At 19:47 +0200 14/6/05, Phiniki Stouppa wrote:
On 6/14/05, Alessio Guglielmi
<Alessio.Guglielmi-r/9ln3FTDUD4ajHJ1XSv27NAH6kLmebB@xxxxxxxxxxxxxxxx> wrote:
I think that we have to consider an important point: when one says
`inference occurs at any depth in formulae', one says *much more*
than `any part of a formula is accessible to inference'.
I agree. Also in that CoS is the only deep inference formalism. But I
am also using 'deep inference' as a property of *systems* (i.e.
independent of the calculus) in the following sense: a system enjoys
deep inference if
1. it has inputs of unbounded depth and
2. it has at least one (possibly admissible) rule which is applicable
at any depth.
accordingly, some systems out of CoS might enjoy deep inference
although they are not systems of a deep inference formalism.
Apparently this is confusing, I should change the name. Ideas?
I have no brilliant idea. However, I don't see anything wrong in
using `deep inference', perhaps in quotes, when explaining the
special case you're mentioning above. This will probably happen in a
context where it's clear what you're talking about.
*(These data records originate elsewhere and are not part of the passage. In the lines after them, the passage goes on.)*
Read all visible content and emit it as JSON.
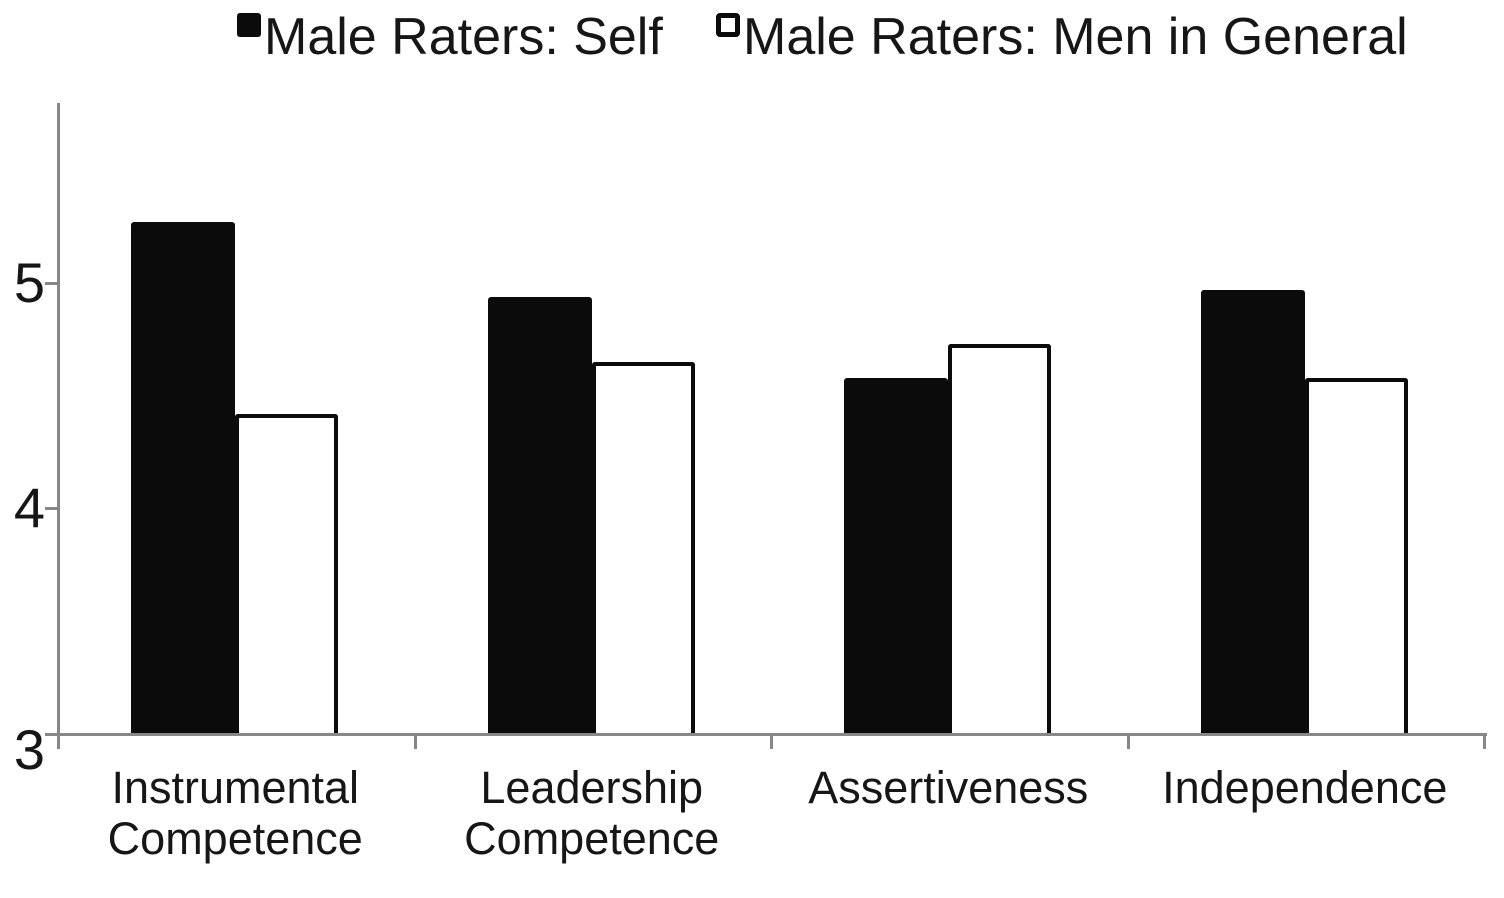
{
  "colors": {
    "background": "#ffffff",
    "bar_filled": "#0b0b0b",
    "bar_open_fill": "#ffffff",
    "bar_open_border": "#0b0b0b",
    "axis": "#878787",
    "text": "#161616"
  },
  "chart_data": {
    "type": "bar",
    "categories": [
      "Instrumental\nCompetence",
      "Leadership\nCompetence",
      "Assertiveness",
      "Independence"
    ],
    "series": [
      {
        "name": "Male Raters: Self",
        "style": "filled",
        "marker": "filled-black-square",
        "values": [
          5.27,
          4.94,
          4.58,
          4.97
        ]
      },
      {
        "name": "Male Raters: Men in General",
        "style": "open",
        "marker": "open-white-square",
        "values": [
          4.42,
          4.65,
          4.73,
          4.58
        ]
      }
    ],
    "title": "",
    "ylim": [
      3,
      5.8
    ],
    "yticks": [
      3,
      4,
      5
    ],
    "legend_position": "top",
    "grid": false
  }
}
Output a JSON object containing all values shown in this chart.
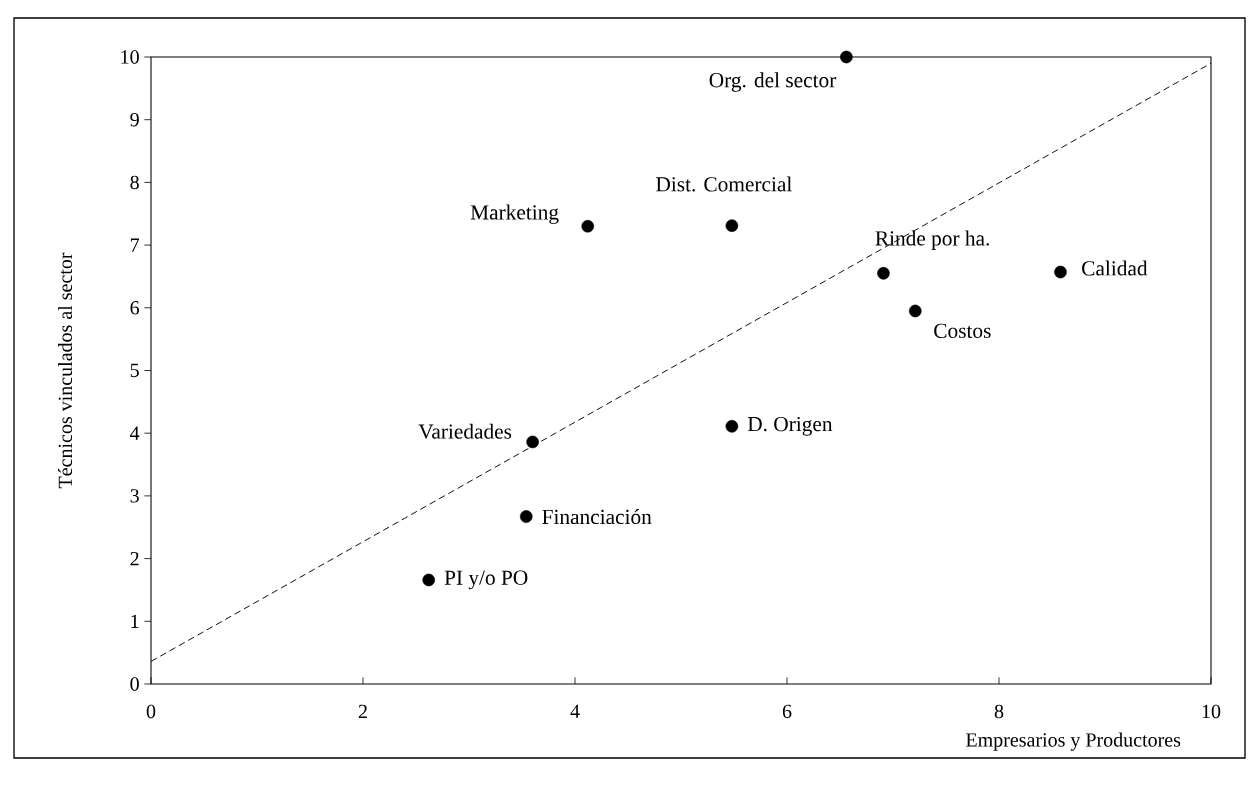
{
  "chart_data": {
    "type": "scatter",
    "xlabel": "Empresarios y Productores",
    "ylabel": "Técnicos vinculados al sector",
    "xlim": [
      0,
      10
    ],
    "ylim": [
      0,
      10
    ],
    "xticks": [
      0,
      2,
      4,
      6,
      8,
      10
    ],
    "yticks": [
      0,
      1,
      2,
      3,
      4,
      5,
      6,
      7,
      8,
      9,
      10
    ],
    "marker": "circle",
    "series": [
      {
        "color": "#000000",
        "x": [
          6.56,
          5.48,
          4.12,
          6.91,
          8.58,
          7.21,
          3.6,
          5.48,
          3.54,
          2.62
        ],
        "values": [
          10,
          7.31,
          7.3,
          6.55,
          6.57,
          5.95,
          3.86,
          4.11,
          2.67,
          1.66
        ]
      },
      {
        "type": "line",
        "color": "#000000",
        "marker": "none",
        "line_style": "dashed",
        "x": [
          0,
          10
        ],
        "values": [
          0.36,
          9.9
        ]
      }
    ],
    "annotations": [
      {
        "text": "Org. del sector",
        "x": 6.56,
        "y": 10
      },
      {
        "text": "Dist. Comercial",
        "x": 5.48,
        "y": 7.31
      },
      {
        "text": "Marketing",
        "x": 4.12,
        "y": 7.3
      },
      {
        "text": "Rinde por ha.",
        "x": 6.91,
        "y": 6.55
      },
      {
        "text": "Calidad",
        "x": 8.58,
        "y": 6.57
      },
      {
        "text": "Costos",
        "x": 7.21,
        "y": 5.95
      },
      {
        "text": "Variedades",
        "x": 3.6,
        "y": 3.86
      },
      {
        "text": "D. Origen",
        "x": 5.48,
        "y": 4.11
      },
      {
        "text": "Financiación",
        "x": 3.54,
        "y": 2.67
      },
      {
        "text": "PI y/o PO",
        "x": 2.62,
        "y": 1.66
      }
    ]
  }
}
The problem I see is in defining the class of deep inference systems
as including the display calculus, hypersequents, Schuette's
calculus, etc. In this case, we would collect together formalisms
that are only connected at a superficial level on one aspect,
unboundedness of inference, and not on another important one,
branching. In my opinion, we would spoil a strong term for not much
in exchange.
By the way, there's something we didn't mention so far. It looks like
most of our current research is in solving the problem of identity of
proofs. This is a semantic problem, rather remote, in principle, from
the technicalities of syntax. Wouldn't it be nice to be able to say,
in a couple of years, that deep inference solves the problem?
-Alessio